Roma, 5 mar. (askanews) – “La Lega è da sempre in prima linea per la tutela dei nostri allevatori, custodi di un patrimonio zootecnico che non ha eguali. In questo momento in Piemonte, insieme ad altre regioni, gli allevamenti stanno correndo un rischio se non vengono effettuate le vaccinazioni per evitare contagi dalla dermatite nodulare contagiosa (Lsd): difendere queste stalle significa difendere l’economia reale di una regione che è il motore della zootecnia italiana”. Così il senatore della Lega Giorgio Bergesio, vicepresidente della commissione Attività produttive a Palazzo Madama, in replica alla risposta sull’interrogazione al ministero della Salute sul tema della dermatite nodulare contagiosa dei bovini (Lsd).

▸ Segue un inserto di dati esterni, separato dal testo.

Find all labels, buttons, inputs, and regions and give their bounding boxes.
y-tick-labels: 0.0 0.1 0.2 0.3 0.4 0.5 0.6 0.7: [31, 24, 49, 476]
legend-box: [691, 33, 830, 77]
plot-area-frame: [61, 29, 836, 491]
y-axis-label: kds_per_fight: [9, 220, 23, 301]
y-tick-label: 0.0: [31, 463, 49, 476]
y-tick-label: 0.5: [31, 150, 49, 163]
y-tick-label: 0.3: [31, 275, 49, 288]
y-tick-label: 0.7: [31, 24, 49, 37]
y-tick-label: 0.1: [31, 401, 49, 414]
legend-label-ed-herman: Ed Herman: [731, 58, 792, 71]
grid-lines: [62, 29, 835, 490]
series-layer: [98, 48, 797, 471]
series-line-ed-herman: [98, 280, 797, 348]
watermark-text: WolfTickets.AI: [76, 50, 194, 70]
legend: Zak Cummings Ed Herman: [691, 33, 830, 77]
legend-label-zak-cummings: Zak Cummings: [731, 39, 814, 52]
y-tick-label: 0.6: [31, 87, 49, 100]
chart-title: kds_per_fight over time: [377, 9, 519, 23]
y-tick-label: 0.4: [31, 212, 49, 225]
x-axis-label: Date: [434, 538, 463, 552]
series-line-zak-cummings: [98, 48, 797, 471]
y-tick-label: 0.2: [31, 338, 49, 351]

“Apprezziamo il grande lavoro e l’attenzione che il ministero dell’Agricoltura e il ministero della Salute stanno dedicando al comparto: proprio in questa ottica chiediamo ora di sbloccare l’autorizzazione alla vaccinazione sul territorio piemontese. La Regione ha già risposto prontamente alle sollecitazioni arrivate da Coldiretti, Confagricoltura e Cia, mettendo a disposizione un milione di euro per acquistare i vaccini e proteggere circa 800mila capi bovini: è una necessità che non può attendere”, ha sottolineato Bergesio.
“Il pericolo è concreto – ha concluso – ogni settimana vengono importati sul territorio piemontese 5.000 capi bovini da ristallo dalla Francia, dove sono presenti aree contagiate, e migliaia di animali si sposteranno nei prossimi mesi per la transumanza. Non possiamo permettere che la razza autoctona piemontese, uno dei simboli del nostro Made in Italy con i suoi oltre 300mila capi allevati in 3.200 allevamenti, corra pericoli. Occorre che il ministero interloquisca da subito con la Commissione europea al fine di ottenere il via libera alla vaccinazione al fine di proteggere lo straordinario patrimonio zootecnico presente negli allevamenti italiani”.